NeutroAlgebra is a Generalization of Partial Algebra

Abstract

In this paper we recall, improve, and extend several definitions, properties and applications of our previous 2019
research referred to NeutroAlgebras and AntiAlgebras (also called NeutroAlgebraic Structures and respectively
AntiAlgebraic Structures).
Let <A> be an item (concept, attribute, idea, proposition, theory, etc.). Through the process of neutrosphication, we
split the nonempty space we work on into three regions {two opposite ones corresponding to <A> and <antiA>, and
one corresponding to neutral (indeterminate) <neutA> (also denoted <neutroA>) between the opposites}, which may
or may not be disjoint – depending on the application, but they are exhaustive (their union equals the whole space).

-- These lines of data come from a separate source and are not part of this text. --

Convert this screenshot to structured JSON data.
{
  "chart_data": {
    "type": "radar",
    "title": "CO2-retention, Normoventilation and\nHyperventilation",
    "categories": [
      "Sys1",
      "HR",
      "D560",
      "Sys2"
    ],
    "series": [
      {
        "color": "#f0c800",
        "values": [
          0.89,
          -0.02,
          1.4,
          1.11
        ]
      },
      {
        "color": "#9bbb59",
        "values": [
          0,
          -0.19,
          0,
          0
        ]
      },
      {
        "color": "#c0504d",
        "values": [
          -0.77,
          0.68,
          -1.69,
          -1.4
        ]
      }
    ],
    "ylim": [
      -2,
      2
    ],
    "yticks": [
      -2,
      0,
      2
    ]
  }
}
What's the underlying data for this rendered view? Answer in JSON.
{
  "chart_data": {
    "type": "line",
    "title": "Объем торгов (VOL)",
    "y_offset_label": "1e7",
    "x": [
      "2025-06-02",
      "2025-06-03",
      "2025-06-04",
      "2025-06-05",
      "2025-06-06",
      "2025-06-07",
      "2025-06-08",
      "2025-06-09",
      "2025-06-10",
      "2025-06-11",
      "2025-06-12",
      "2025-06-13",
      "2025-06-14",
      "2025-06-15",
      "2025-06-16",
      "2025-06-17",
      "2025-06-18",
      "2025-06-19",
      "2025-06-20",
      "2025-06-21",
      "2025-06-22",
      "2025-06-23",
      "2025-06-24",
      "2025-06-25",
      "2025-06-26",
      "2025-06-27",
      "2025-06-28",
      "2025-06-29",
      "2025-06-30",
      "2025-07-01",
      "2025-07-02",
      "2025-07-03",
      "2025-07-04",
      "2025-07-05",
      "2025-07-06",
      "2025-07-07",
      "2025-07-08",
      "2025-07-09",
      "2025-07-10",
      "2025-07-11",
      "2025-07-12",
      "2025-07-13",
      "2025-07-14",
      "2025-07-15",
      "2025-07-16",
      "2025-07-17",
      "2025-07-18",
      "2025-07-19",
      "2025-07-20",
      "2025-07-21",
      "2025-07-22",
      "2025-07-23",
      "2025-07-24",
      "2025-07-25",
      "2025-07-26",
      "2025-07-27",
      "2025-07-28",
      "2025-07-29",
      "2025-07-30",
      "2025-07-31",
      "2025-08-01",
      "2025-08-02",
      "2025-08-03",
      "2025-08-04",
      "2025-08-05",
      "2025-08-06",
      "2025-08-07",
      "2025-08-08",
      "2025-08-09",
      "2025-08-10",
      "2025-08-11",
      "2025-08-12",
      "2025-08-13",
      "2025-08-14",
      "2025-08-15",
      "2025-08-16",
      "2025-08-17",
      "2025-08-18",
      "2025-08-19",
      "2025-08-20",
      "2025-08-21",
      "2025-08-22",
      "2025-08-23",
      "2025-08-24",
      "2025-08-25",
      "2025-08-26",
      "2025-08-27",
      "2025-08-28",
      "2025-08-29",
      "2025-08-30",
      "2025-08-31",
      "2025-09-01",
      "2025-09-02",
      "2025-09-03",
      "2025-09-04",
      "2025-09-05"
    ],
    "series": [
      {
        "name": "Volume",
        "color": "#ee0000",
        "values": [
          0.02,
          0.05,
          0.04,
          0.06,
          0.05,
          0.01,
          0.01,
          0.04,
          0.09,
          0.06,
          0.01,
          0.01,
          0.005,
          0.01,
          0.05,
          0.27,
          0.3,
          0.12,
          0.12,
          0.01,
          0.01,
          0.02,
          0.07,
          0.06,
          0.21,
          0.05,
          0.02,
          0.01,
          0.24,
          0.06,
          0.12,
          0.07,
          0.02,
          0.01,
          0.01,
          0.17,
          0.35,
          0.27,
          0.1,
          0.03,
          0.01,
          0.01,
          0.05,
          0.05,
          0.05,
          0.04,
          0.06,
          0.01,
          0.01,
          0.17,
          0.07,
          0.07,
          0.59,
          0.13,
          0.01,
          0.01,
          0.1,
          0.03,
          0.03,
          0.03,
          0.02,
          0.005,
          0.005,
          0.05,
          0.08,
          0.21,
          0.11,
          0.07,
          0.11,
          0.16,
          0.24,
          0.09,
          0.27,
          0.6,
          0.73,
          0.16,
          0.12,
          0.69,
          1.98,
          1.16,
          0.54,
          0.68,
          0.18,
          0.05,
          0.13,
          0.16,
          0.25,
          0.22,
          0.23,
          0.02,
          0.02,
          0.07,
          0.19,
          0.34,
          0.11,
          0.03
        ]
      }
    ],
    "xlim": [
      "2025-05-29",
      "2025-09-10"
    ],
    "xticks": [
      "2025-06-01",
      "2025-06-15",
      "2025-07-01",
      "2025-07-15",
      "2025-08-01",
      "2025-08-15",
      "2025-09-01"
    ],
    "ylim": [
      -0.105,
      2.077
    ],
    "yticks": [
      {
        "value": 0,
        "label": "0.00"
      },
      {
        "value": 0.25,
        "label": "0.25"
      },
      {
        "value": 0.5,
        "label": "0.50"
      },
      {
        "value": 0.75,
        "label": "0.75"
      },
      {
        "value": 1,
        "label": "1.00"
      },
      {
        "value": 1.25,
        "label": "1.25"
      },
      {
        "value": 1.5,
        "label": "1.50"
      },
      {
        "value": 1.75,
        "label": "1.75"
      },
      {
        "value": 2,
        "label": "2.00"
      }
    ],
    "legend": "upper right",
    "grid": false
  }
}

A NeutroAlgebra is an algebra which has at least one NeutroOperation or one NeutroAxiom (axiom that is true for
some elements, indeterminate for other elements, and false for the other elements).
A Partial Algebra is an algebra that has at least one Partial Operation, and all its Axioms are classical (i.e. axioms true
for all elements).
Through a theorem we prove that NeutroAlgebra is a generalization of Partial Algebra, and we give examples of
NeutroAlgebras that are not Partial Algebras. We also introduce the NeutroFunction (and NeutroOperation).